The Growing Burden of Unfunded EPA Mandates on the States
The U.S. Chamber of Commerce, easily one of the most respected business advocacy groups in the nation, recently released a report titled The Growing Burden of Unfunded EPA Mandates on the States. The paper details how EPA mandates have over time chipped away at the cooperative federalism model that has long undergirded the agency’s relationship with the states, a theme that has been explored by ALEC over the years, most notably in the 2012 report titled The U.S. Environmental Protection Agency’s Assault on State Sovereignty. Today, the relationship between EPA and the states more closely resembles a command and control model.
When Congress passed the Clean Air Act, Clean Water Act and a host of other environmental laws over 40 years ago, they intended for states to work equally with EPA as partners in carrying out environmental policy- and regulatory-making. Under such a model, states would implement national environmental policy through their own environmental regulatory agencies. In exchange, the federal government would provide technical assistance and funding to help implement these changes. Indeed, the Clean Air Act was explicitly designed to provide states with funding to cover 60 percent of their program costs.
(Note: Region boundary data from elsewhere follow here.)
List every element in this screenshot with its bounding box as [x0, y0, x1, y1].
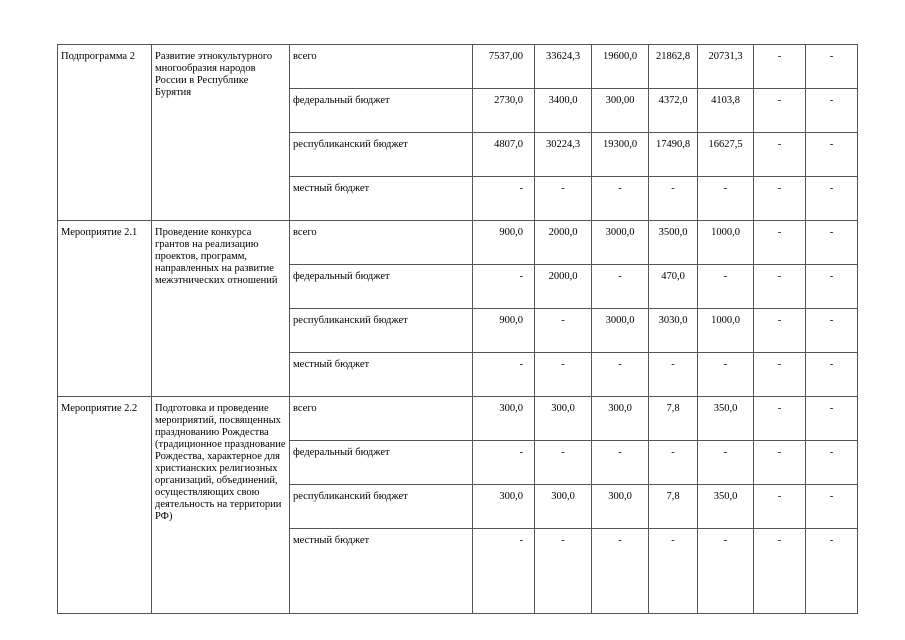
- amount-cell: -: [806, 397, 858, 441]
- amount-cell: 2730,0: [473, 89, 535, 133]
- amount-cell: 3000,0: [592, 309, 649, 353]
- table-row: [58, 45, 858, 89]
- program-name-cell: Проведение конкурса грантов на реализацию проектов, программ, направленных на развитие межэтнических отношений: [152, 221, 290, 397]
- funding-source-cell: местный бюджет: [290, 353, 473, 397]
- amount-cell: 900,0: [473, 221, 535, 265]
- amount-cell: -: [806, 309, 858, 353]
- amount-cell: -: [592, 353, 649, 397]
- amount-cell: 300,0: [473, 397, 535, 441]
- amount-cell: -: [754, 177, 806, 221]
- amount-cell: 2000,0: [535, 265, 592, 309]
- funding-source-cell: федеральный бюджет: [290, 265, 473, 309]
- amount-cell: -: [806, 45, 858, 89]
- amount-cell: 300,0: [592, 397, 649, 441]
- amount-cell: -: [535, 353, 592, 397]
- amount-cell: 30224,3: [535, 133, 592, 177]
- amount-cell: -: [754, 265, 806, 309]
- amount-cell: -: [592, 441, 649, 485]
- amount-cell: 4103,8: [698, 89, 754, 133]
- amount-cell: 1000,0: [698, 309, 754, 353]
- amount-cell: -: [535, 309, 592, 353]
- amount-cell: -: [754, 529, 806, 614]
- amount-cell: -: [535, 441, 592, 485]
- amount-cell: 16627,5: [698, 133, 754, 177]
- funding-source-cell: всего: [290, 397, 473, 441]
- amount-cell: -: [754, 133, 806, 177]
- amount-cell: -: [806, 265, 858, 309]
- amount-cell: 1000,0: [698, 221, 754, 265]
- amount-cell: -: [473, 441, 535, 485]
- amount-cell: -: [473, 353, 535, 397]
- amount-cell: -: [754, 221, 806, 265]
- amount-cell: -: [592, 265, 649, 309]
- amount-cell: -: [649, 177, 698, 221]
- funding-source-cell: всего: [290, 45, 473, 89]
- amount-cell: 300,00: [592, 89, 649, 133]
- amount-cell: 350,0: [698, 397, 754, 441]
- amount-cell: -: [754, 441, 806, 485]
- amount-cell: 300,0: [535, 397, 592, 441]
- budget-table: [57, 44, 858, 614]
- amount-cell: -: [754, 485, 806, 529]
- amount-cell: 4372,0: [649, 89, 698, 133]
- program-name-cell: Подготовка и проведение мероприятий, посвященных празднованию Рождества (традиционное празднование Рождества, характерное для христианских религиозных организаций, объединений, осуществляющих свою деятельность на территории РФ): [152, 397, 290, 614]
- program-code-cell: Подпрограмма 2: [58, 45, 152, 221]
- amount-cell: 21862,8: [649, 45, 698, 89]
- amount-cell: -: [592, 529, 649, 614]
- amount-cell: 2000,0: [535, 221, 592, 265]
- amount-cell: 3030,0: [649, 309, 698, 353]
- amount-cell: 300,0: [592, 485, 649, 529]
- amount-cell: -: [806, 353, 858, 397]
- funding-source-cell: федеральный бюджет: [290, 441, 473, 485]
- amount-cell: -: [806, 529, 858, 614]
- amount-cell: -: [649, 353, 698, 397]
- amount-cell: 350,0: [698, 485, 754, 529]
- amount-cell: -: [754, 309, 806, 353]
- amount-cell: 17490,8: [649, 133, 698, 177]
- amount-cell: 3500,0: [649, 221, 698, 265]
- amount-cell: -: [806, 441, 858, 485]
- amount-cell: 7537,00: [473, 45, 535, 89]
- amount-cell: -: [698, 177, 754, 221]
- funding-source-cell: местный бюджет: [290, 177, 473, 221]
- funding-source-cell: местный бюджет: [290, 529, 473, 614]
- program-name-cell: Развитие этнокультурного многообразия народов России в Республике Бурятия: [152, 45, 290, 221]
- amount-cell: -: [473, 265, 535, 309]
- amount-cell: -: [806, 133, 858, 177]
- amount-cell: -: [473, 177, 535, 221]
- amount-cell: -: [754, 353, 806, 397]
- amount-cell: 300,0: [535, 485, 592, 529]
- funding-source-cell: федеральный бюджет: [290, 89, 473, 133]
- amount-cell: -: [698, 529, 754, 614]
- amount-cell: 20731,3: [698, 45, 754, 89]
- amount-cell: -: [806, 177, 858, 221]
- amount-cell: -: [754, 89, 806, 133]
- table-row: [58, 397, 858, 441]
- amount-cell: -: [754, 397, 806, 441]
- amount-cell: 19300,0: [592, 133, 649, 177]
- table-row: [58, 221, 858, 265]
- amount-cell: 470,0: [649, 265, 698, 309]
- program-code-cell: Мероприятие 2.2: [58, 397, 152, 614]
- amount-cell: -: [698, 265, 754, 309]
- amount-cell: -: [698, 353, 754, 397]
- amount-cell: 7,8: [649, 397, 698, 441]
- amount-cell: 33624,3: [535, 45, 592, 89]
- amount-cell: 3400,0: [535, 89, 592, 133]
- amount-cell: 300,0: [473, 485, 535, 529]
- amount-cell: 3000,0: [592, 221, 649, 265]
- amount-cell: -: [535, 177, 592, 221]
- amount-cell: -: [649, 529, 698, 614]
- amount-cell: 19600,0: [592, 45, 649, 89]
- amount-cell: -: [806, 221, 858, 265]
- funding-source-cell: республиканский бюджет: [290, 133, 473, 177]
- funding-source-cell: республиканский бюджет: [290, 485, 473, 529]
- amount-cell: -: [754, 45, 806, 89]
- amount-cell: 4807,0: [473, 133, 535, 177]
- amount-cell: -: [473, 529, 535, 614]
- program-code-cell: Мероприятие 2.1: [58, 221, 152, 397]
- amount-cell: -: [806, 89, 858, 133]
- amount-cell: 900,0: [473, 309, 535, 353]
- amount-cell: -: [806, 485, 858, 529]
- amount-cell: -: [698, 441, 754, 485]
- funding-source-cell: республиканский бюджет: [290, 309, 473, 353]
- amount-cell: -: [535, 529, 592, 614]
- amount-cell: -: [649, 441, 698, 485]
- funding-source-cell: всего: [290, 221, 473, 265]
- amount-cell: -: [592, 177, 649, 221]
- amount-cell: 7,8: [649, 485, 698, 529]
Today, the states are responsible for implementing approximately 96.5 percent of federal environmental laws and roughly 90 percent of environmental inspections. In a survey conducted by the Chamber (of which 39 states responded, with 30 providing sufficient information), EPA grants for the states were 29 percent lower, adjusted for inflation, than their levels in 2004. However, during this same period of time, EPA imposed approximately $104 billion in new annual regulatory obligations.
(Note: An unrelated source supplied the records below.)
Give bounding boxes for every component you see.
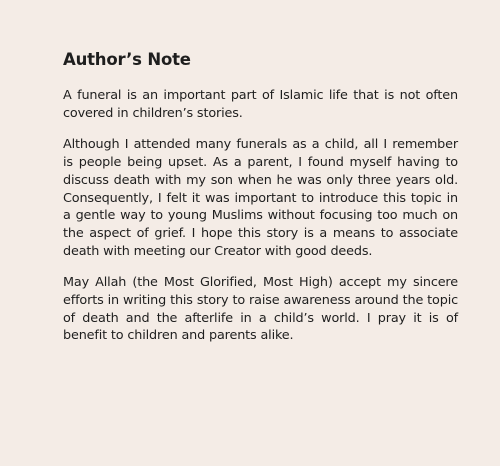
paragraph-intro: A funeral is an important part of Islamic life that is not often covered in children’s stories. — [63, 88, 458, 121]
page-title: Author’s Note — [63, 50, 191, 69]
paragraph-prayer: May Allah (the Most Glorified, Most High) accept my sincere efforts in writing this story to raise awareness around the topic of death and the afterlife in a child’s world. I pray it is of benefit to children and parents alike. — [63, 275, 458, 344]
paragraph-background: Although I attended many funerals as a child, all I remember is people being upset. As a parent, I found myself having to discuss death with my son when he was only three years old. Consequently, I felt it was important to introduce this topic in a gentle way to young Muslims without focusing too much on the aspect of grief. I hope this story is a means to associate death with meeting our Creator with good deeds. — [63, 137, 458, 259]
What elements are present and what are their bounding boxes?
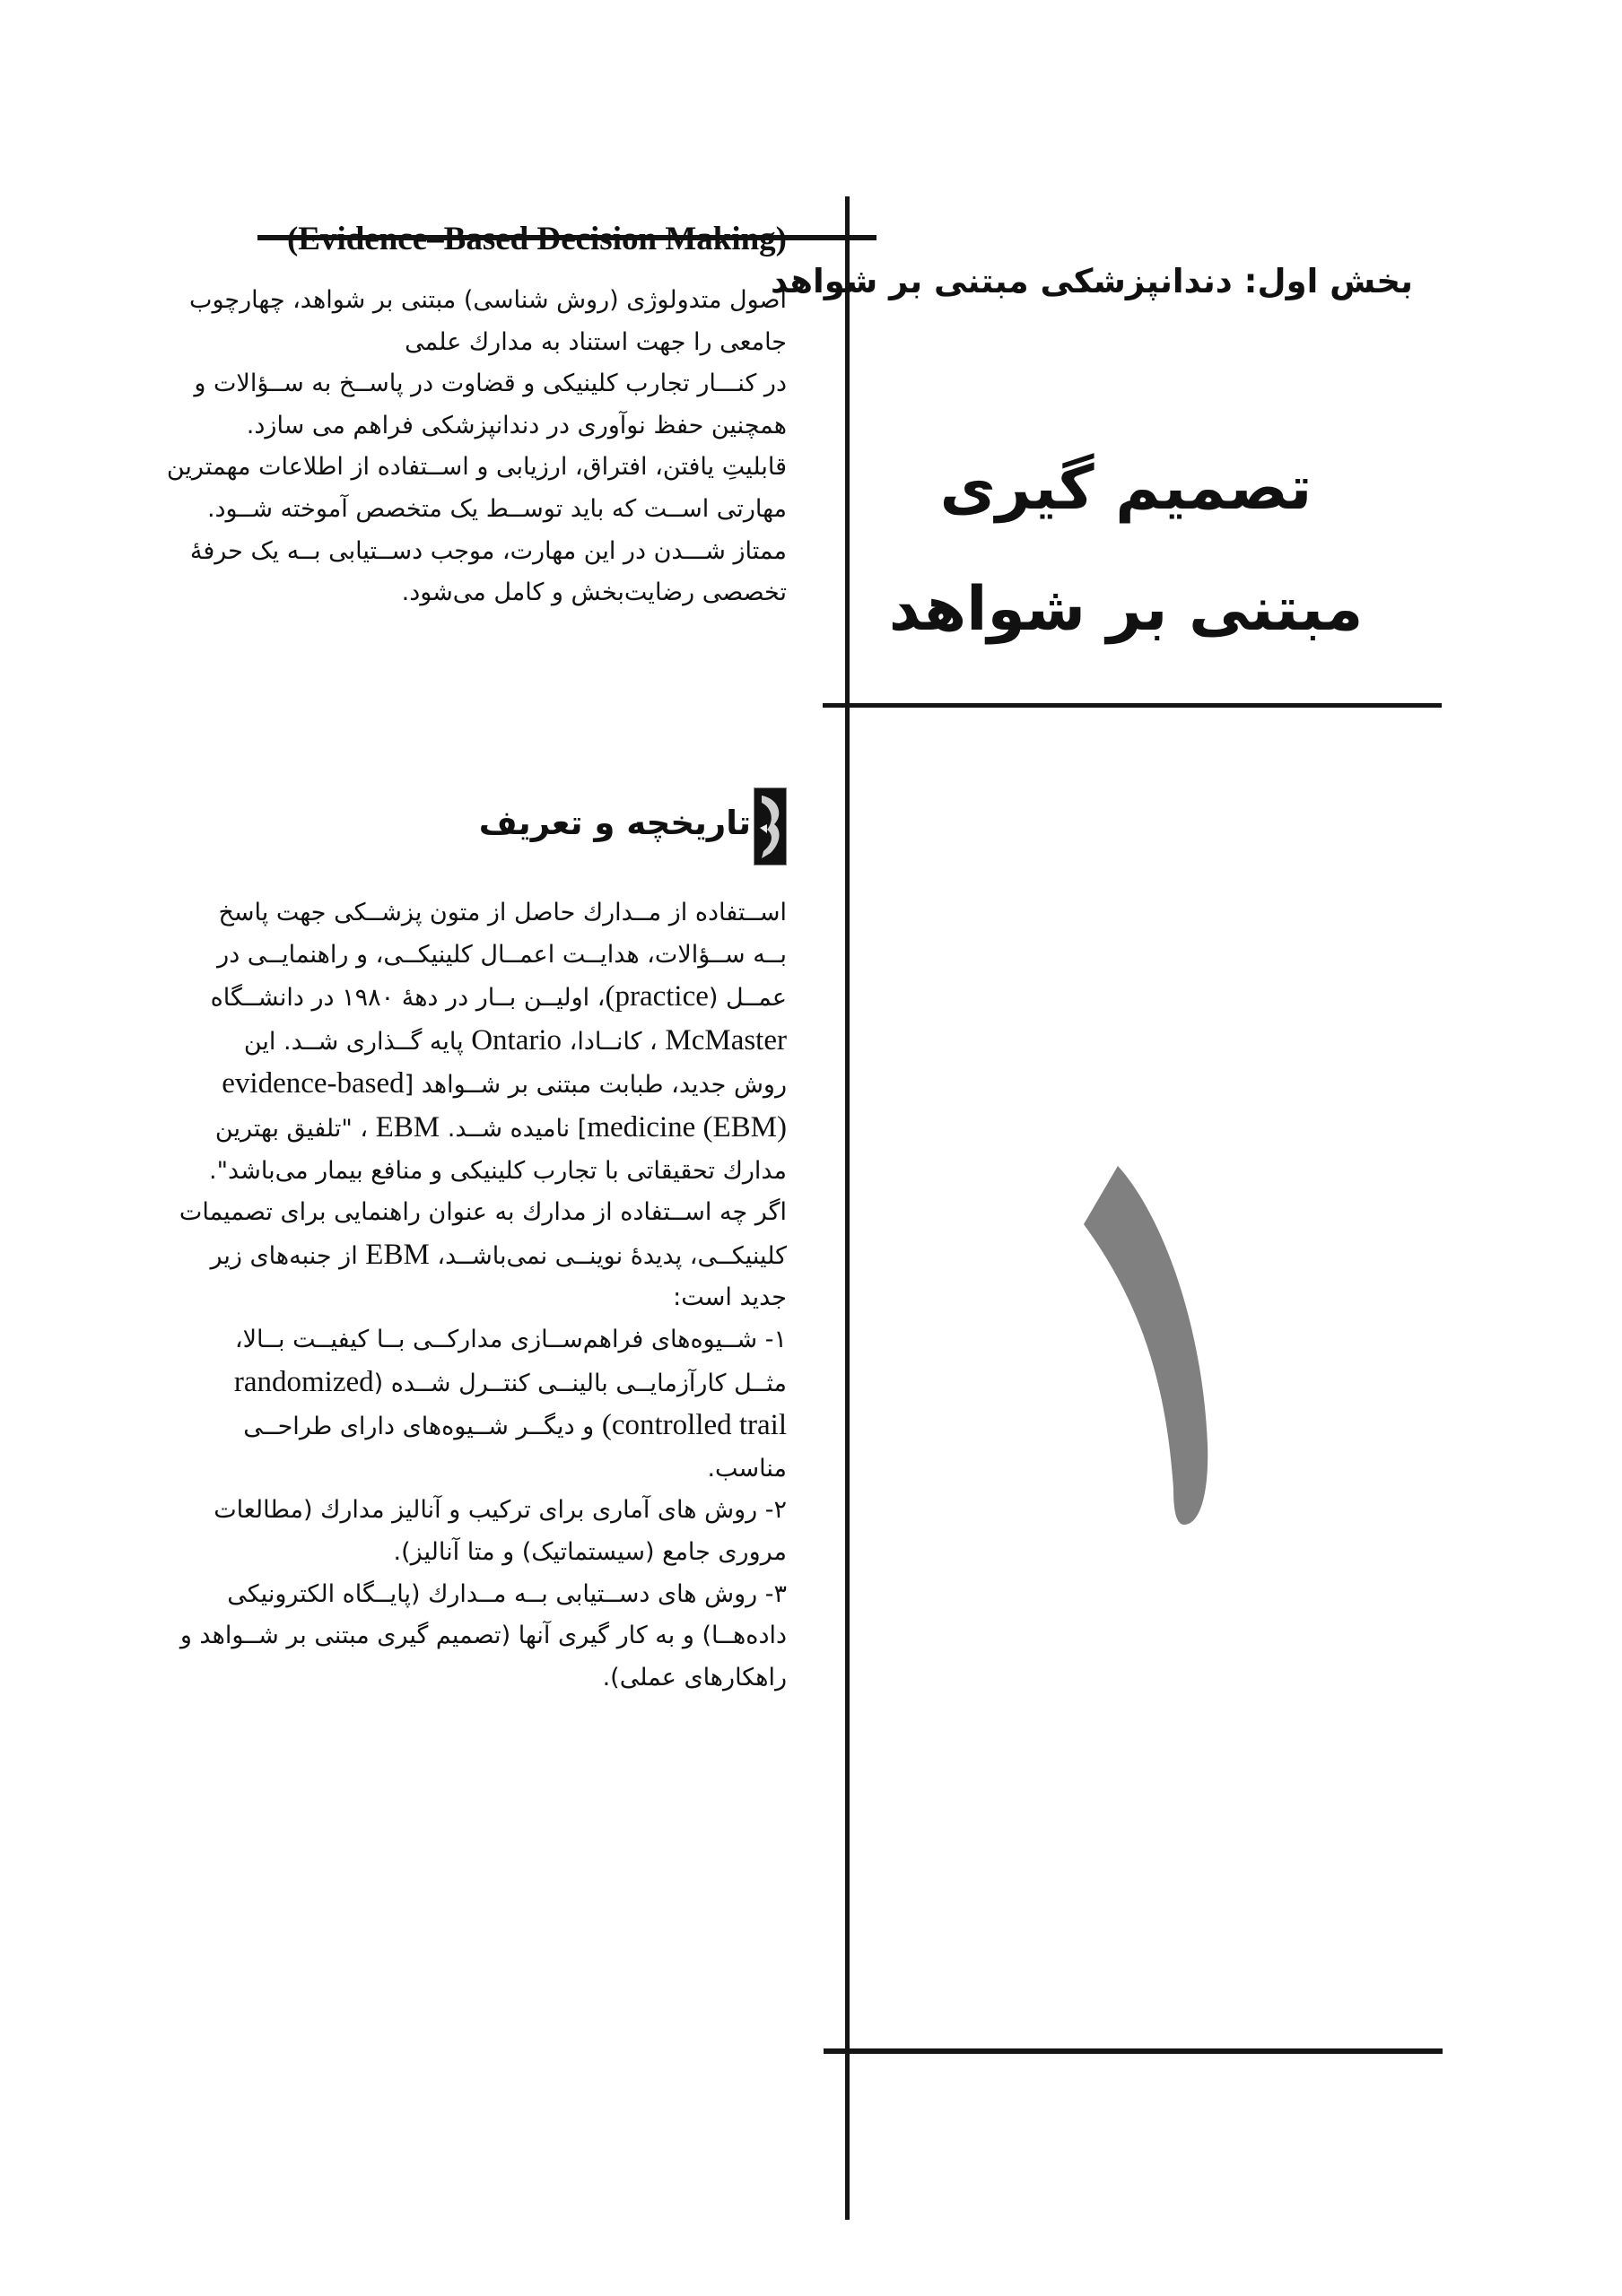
text-line: قابلیتِ یافتن، افتراق، ارزیابی و اســتفاده از اطلاعات مهمترین: [166, 453, 787, 482]
section-ornament-icon: [754, 787, 787, 865]
history-paragraph: [179, 892, 787, 1699]
chapter-title-rule: [823, 703, 1442, 708]
column-divider-vertical: [845, 196, 850, 2220]
chapter-title-line-1: تصمیم گیری: [939, 453, 1312, 524]
text-line: medicine (EBM)] نامیده شــد. EBM ، "تلفیق بهترین: [214, 1110, 787, 1144]
intro-paragraph: [166, 280, 787, 614]
text-line: مثــل کارآزمایــی بالینــی کنتــرل شــده (randomized: [233, 1365, 787, 1398]
text-line: جامعی را جهت استناد به مدارك علمی: [405, 327, 787, 356]
text-line: داده‌هــا) و به کار گیری آنها (تصمیم گیری مبتنی بر شــواهد و: [179, 1622, 787, 1650]
english-section-title: (Evidence–Based Decision Making): [286, 221, 787, 257]
part-title: بخش اول: دندانپزشکی مبتنی بر شواهد: [771, 262, 1413, 300]
text-line: بــه ســؤالات، هدایــت اعمــال کلینیکــی، و راهنمایــی در: [217, 940, 787, 969]
text-line: مهارتی اســت که باید توســط یک متخصص آموخته شــود.: [206, 494, 787, 523]
text-line: همچنین حفظ نوآوری در دندانپزشکی فراهم می سازد.: [246, 411, 787, 439]
text-line: ممتاز شـــدن در این مهارت، موجب دســتیابی بــه یک حرفۀ: [189, 536, 787, 565]
text-line: در کنـــار تجارب کلینیکی و قضاوت در پاســخ به ســؤالات و: [194, 370, 787, 398]
chapter-number-shape: [1084, 1166, 1208, 1525]
text-line: راهکارهای عملی).: [602, 1663, 787, 1692]
text-line: ۲- روش های آماری برای ترکیب و آنالیز مدارك (مطالعات: [214, 1496, 787, 1525]
text-line: تخصصی رضایت‌بخش و کامل می‌شود.: [401, 578, 787, 607]
text-line: اگر چه اســتفاده از مدارك به عنوان راهنمایی برای تصمیمات: [179, 1198, 787, 1227]
text-line: اســتفاده از مــدارك حاصل از متون پزشــکی جهت پاسخ: [218, 899, 787, 926]
text-line: مدارك تحقیقاتی با تجارب کلینیکی و منافع بیمار می‌باشد".: [209, 1156, 787, 1185]
text-line: اصول متدولوژی (روش شناسی) مبتنی بر شواهد، چهارچوب: [189, 286, 787, 314]
section-heading: [257, 784, 787, 865]
chapter-title-line-2: مبتنی بر شواهد: [888, 574, 1364, 645]
text-line: ۳- روش های دســتیابی بــه مــدارك (پایــگاه الکترونیکی: [227, 1579, 787, 1608]
text-line: مناسب.: [707, 1454, 787, 1483]
text-line: روش جدید، طبابت مبتنی بر شــواهد [evidence-based: [222, 1067, 787, 1100]
text-line: جدید است:: [673, 1283, 787, 1312]
text-line: McMaster ، کانــادا، Ontario پایه گــذاری شــد. این: [243, 1023, 787, 1057]
text-line: عمــل (practice)، اولیــن بــار در دهۀ ۱۹۸۰ در دانشــگاه: [210, 980, 787, 1013]
chapter-number-one-glyph: [1059, 1148, 1211, 1543]
bottom-rule: [824, 2048, 1443, 2054]
text-line: مروری جامع (سیستماتیک) و متا آنالیز).: [393, 1537, 787, 1566]
text-line: ۱- شــیوه‌های فراهم‌ســازی مدارکــی بــا کیفیــت بــالا،: [234, 1325, 787, 1353]
section-heading-text: تاریخچه و تعریف: [478, 804, 751, 842]
text-line: controlled trail) و دیگــر شــیوه‌های دارای طراحــی: [243, 1409, 787, 1442]
text-line: کلینیکــی، پدیدۀ نوینــی نمی‌باشــد، EBM از جنبه‌های زیر: [210, 1238, 787, 1271]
In the state of Texas, for example, the total budget for the Texas Department of Environmental Quality (TDEQ) in FY2014 amounted to $519.4 million. Federal funds only amounted to $58 million, representing a mere 11.2 percent of the overall budget, forcing the majority of the department’s budget to be backfilled with general state funds and fees.
A major reason that state funding has dried up in recent years is that EPA now oftentimes promulgates new regulations (of which they may have dubious statutory authority) with Congress not agreeing to provide additional funding to the states to implement the programs. However, even if Congress does provide additional funding for implementation, there is no guarantee these monies make their way to the states. In FY2015, for instance, EPA raided $581 million from the states’ Clean Water and Drinking Water Revolving funds to increase spending on other projects, including fighting climate change.
EPA has also proven to be careless in how they evaluate the costs they impose on the states. Existing law – the Unfunded Mandates Reform Act (UMRA) – requires federal agencies to “assess the effects on state and local governments before imposing mandates of $100 million or more per year without providing federal funding to implement the mandate.” EPA gets around this requirement by suggesting that since they are willing and able to impose a federal implementation plan on states that opt against developing a state plan of their own, such regulations are not considered to be “federal mandates.”
So-called sue-and-settle agreements have only exacerbated the problem of unfunded mandates on the states. Sue-and-settle agreements arise when an environmental advocacy group will file a lawsuit against EPA for not developing certain environmental regulations ahead of statutory deadlines. Instead of going to trial, EPA and the advocacy group in question will settle the complaint behind closed doors, typically with states, local governments and other affected entities completely shut out of the process until they are called upon to carry out the terms of the settlement.
EPA’s unwillingness to work with the states has made the states, in the words of the Chamber, “less of a partner and more of a pawn.” The Chamber does, however, recommend four changes that Congress can impose that would likely to improve relations between the agency and the states (pages 28-29).
- Amend the UMRA to more clearly define “mandate” such that it would apply to EPA;
- Enact the Regulatory Accountability Act, which would modernize the 70-year-old Administrative Procedure Act;
- Enact the Sunshine for Regulatory Decrees and Settlements Act, which would bring greater transparency to the sue-and-settle process and allow states and other affect parties to intervene; and
- Restore the Advisory Commission on Intergovernmental Relations, which could serve as an effective watchdog for cooperative federalism.